The women, whose ages range from 26 to 28 years old, invited other victims to break the long-standing cycle of silence and expose aggressors, Agence France-Presse (AFP) reports.
Three women attended a press conference with activists from the Moroccan Association for the Rights of Victims, where they announced that they would be bringing Bouthier to court for human trafficking, sexual harrassment, and verbal abuse.
Bouthier, according to the victims who appeared in the conference under pseudonyms and with face masks and sunglasses, fired them after they resisted his sexual harrassment and blackmail, in incidents that happened between 2018 and 2022.
“I worked up the courage to talk today because I want to give a lesson to all harassers,” one of the victims said during the conference. “But also to send a message of hope to all victims of sexual harrassment.”
“It’s time for us all to wake up and stop normalizing workplace harassment,” she added.
Another victim said Bouthier inappropriately touched her during work, causing her “a great shock.”
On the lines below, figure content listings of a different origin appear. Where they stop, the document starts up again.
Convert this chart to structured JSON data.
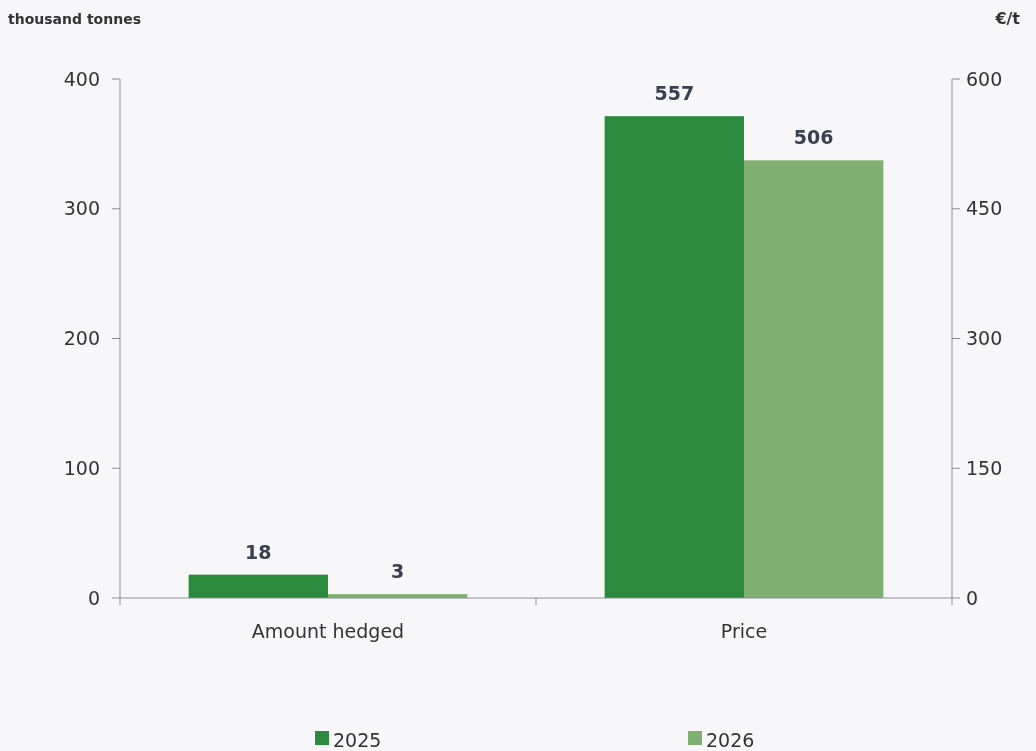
{
  "chart_data": {
    "type": "bar",
    "categories": [
      "Amount hedged",
      "Price"
    ],
    "series": [
      {
        "name": "2025",
        "color": "#2b8a3e",
        "values": [
          18,
          null
        ]
      },
      {
        "name": "2026",
        "color": "#7fb071",
        "values": [
          3,
          null
        ]
      },
      {
        "color": "#2b8a3e",
        "values": [
          null,
          557
        ],
        "axis": "y2"
      },
      {
        "color": "#7fb071",
        "values": [
          null,
          506
        ],
        "axis": "y2"
      }
    ],
    "ylabel": "thousand tonnes",
    "y2label": "€/t",
    "ylim": [
      0,
      400
    ],
    "yticks": [
      0,
      100,
      200,
      300,
      400
    ],
    "y2lim": [
      0,
      600
    ],
    "y2ticks": [
      0,
      150,
      300,
      450,
      600
    ],
    "data_labels": true,
    "legend": "bottom",
    "grid": false
  }
}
The complaints, which have been sent to Tangier’s Attorney General, also implicate other French and Moroccan executives, who allegedly presented their victims with monetary rewards for sex and threatened them with firing as well as with death threats.
Guellaa Aicha, the association’s president said that they possess all the evidence necessary to prove Bouthier’s guilt and that of the other executives, adding that more victims want to break their silence.
Bouthier is currently incarcerated in France under charges of kidnapping and raping a minor, after a preliminary investigation that ended in May found him guilty, alongside four others, of sexual misconduct.
Despite harsh punishments in the law for perpetrators of sexual harrassment, women still face big social barriers when coming out with stories about their abusers.
Many are ostracized in the workplace and find it difficult to find new jobs in what activists describe as a male-dominated and patriarchal system, causing many women to instead choose not to come out with their stories of abuse.
Read also: Oujda-Based Association Raises Awareness on Sexual Harassment, Violence Against Women
But with the advent of the #MeToo movement in the US and its “#BalanceTonPorc” equivalant in France, the past few years have seen a global push for victims of sexual harrassment and domestic abuse to come forward with their stories.